Heated discussions will emerge along the ramen restaurant counters if you bring this up, but the truth is that different from udon, the other dominant wheat-based noodle in today’s Japanese kitchen, ramen are better if they are not entirely fresh. Udon chains like Marugame Seimei make their noodles in the store. You are supposed to massage the dough (in smaller restaurants, by stepping on it) before you cut the udon, as this (just like kneading bread) helps the gluten form longer molecule chains which makes the noodles more chewy.
That, however, is not true for ramen. Ramen noodles are made with an alkaline water, not ordinary water and wheat flour, which is what udon is made with.
This means that more effort has to go into the preparation of ramen noodles, and that they actually gain from being stored for a few hours before being boiled, differently from udon and soba, which can be prepared in the store. It also means there are ramen noodle makers, often small local factories, serving the nearby city.

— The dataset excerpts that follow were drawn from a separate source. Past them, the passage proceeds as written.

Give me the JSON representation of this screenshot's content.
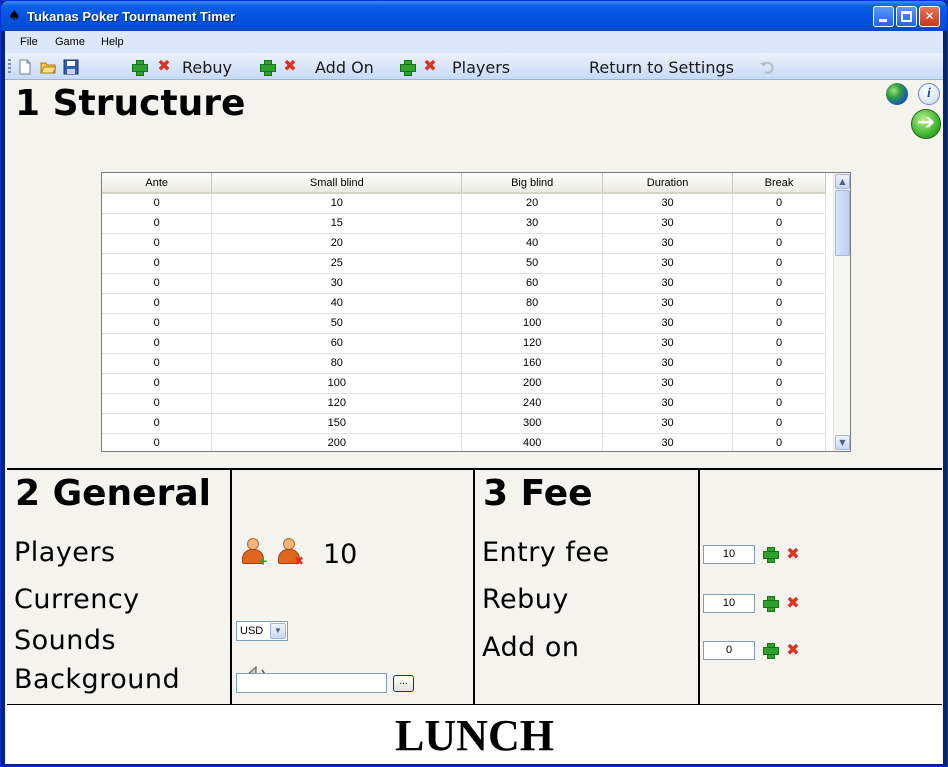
{
  "window": {
    "title": "Tukanas Poker Tournament Timer"
  },
  "menu": [
    "File",
    "Game",
    "Help"
  ],
  "toolbar": {
    "rebuy_label": "Rebuy",
    "addon_label": "Add On",
    "players_label": "Players",
    "return_label": "Return to Settings"
  },
  "structure": {
    "heading": "1 Structure",
    "columns": [
      "Ante",
      "Small blind",
      "Big blind",
      "Duration",
      "Break"
    ],
    "rows": [
      [
        "0",
        "10",
        "20",
        "30",
        "0"
      ],
      [
        "0",
        "15",
        "30",
        "30",
        "0"
      ],
      [
        "0",
        "20",
        "40",
        "30",
        "0"
      ],
      [
        "0",
        "25",
        "50",
        "30",
        "0"
      ],
      [
        "0",
        "30",
        "60",
        "30",
        "0"
      ],
      [
        "0",
        "40",
        "80",
        "30",
        "0"
      ],
      [
        "0",
        "50",
        "100",
        "30",
        "0"
      ],
      [
        "0",
        "60",
        "120",
        "30",
        "0"
      ],
      [
        "0",
        "80",
        "160",
        "30",
        "0"
      ],
      [
        "0",
        "100",
        "200",
        "30",
        "0"
      ],
      [
        "0",
        "120",
        "240",
        "30",
        "0"
      ],
      [
        "0",
        "150",
        "300",
        "30",
        "0"
      ],
      [
        "0",
        "200",
        "400",
        "30",
        "0"
      ]
    ]
  },
  "general": {
    "heading": "2 General",
    "players_label": "Players",
    "players_count": "10",
    "currency_label": "Currency",
    "currency_value": "USD",
    "sounds_label": "Sounds",
    "background_label": "Background",
    "background_value": "",
    "browse_label": "..."
  },
  "fee": {
    "heading": "3 Fee",
    "entry_label": "Entry fee",
    "entry_value": "10",
    "rebuy_label": "Rebuy",
    "rebuy_value": "10",
    "addon_label": "Add on",
    "addon_value": "0"
  },
  "status": {
    "break_text": "LUNCH"
  },
  "colors": {
    "title_bar": "#0454e0",
    "plus": "#2da32d",
    "cross": "#e0301e"
  }
}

Just like considerable effort needs to go into the preparation of ramen soup, so does the preparation of the noodles. But choosing and sourcing the right flour, alkaline water, and other ingredients that go into ramen noodles is not simple; it is a lot to ask of the store manager (or owner-chef) that they should be experts in both purchasing flour and preparing noodles, although of course the real Michelin-star class top of the line ramen restaurants do.
Running out of noodles
You can often see the delivery trucks and delivery boxes from the ramen factories in the entrance to the stores. They are one reason why restaurants may close before their advertised closing time – they have simply run out of the ramen noodles they ordered for the day, and are forced to close since they have nothing left to sell. You can look for the delivery boxes in the entrance, and if it is a well-known brand, you know the noodles will be good. Or at least not bad.
The last part of the meal is the garnish, but it is arguably as important for the taste and experience as the soup.
Traditionally, ramen noodles are served with a couple of slices of roast pork (which goes by the Chinese name char-siew), a leaf of nori, and a boiled egg. There is also a small piece of fish cake (kamaboko) in the soup (it is the pink slice). The char-siew is often prepared in the store, with the same care that goes into the preparation of the noodle soup.
Many restaurants also serve bean sprouts in the soup; this gives a nice change of texture, but may not be according to strict ramen lore.
The most effective way to identify the best ramen restaurant on a street, however, is also the simplest: Look for a place where customers line up before opening, and get in line. They will be serving ramen worth waiting for.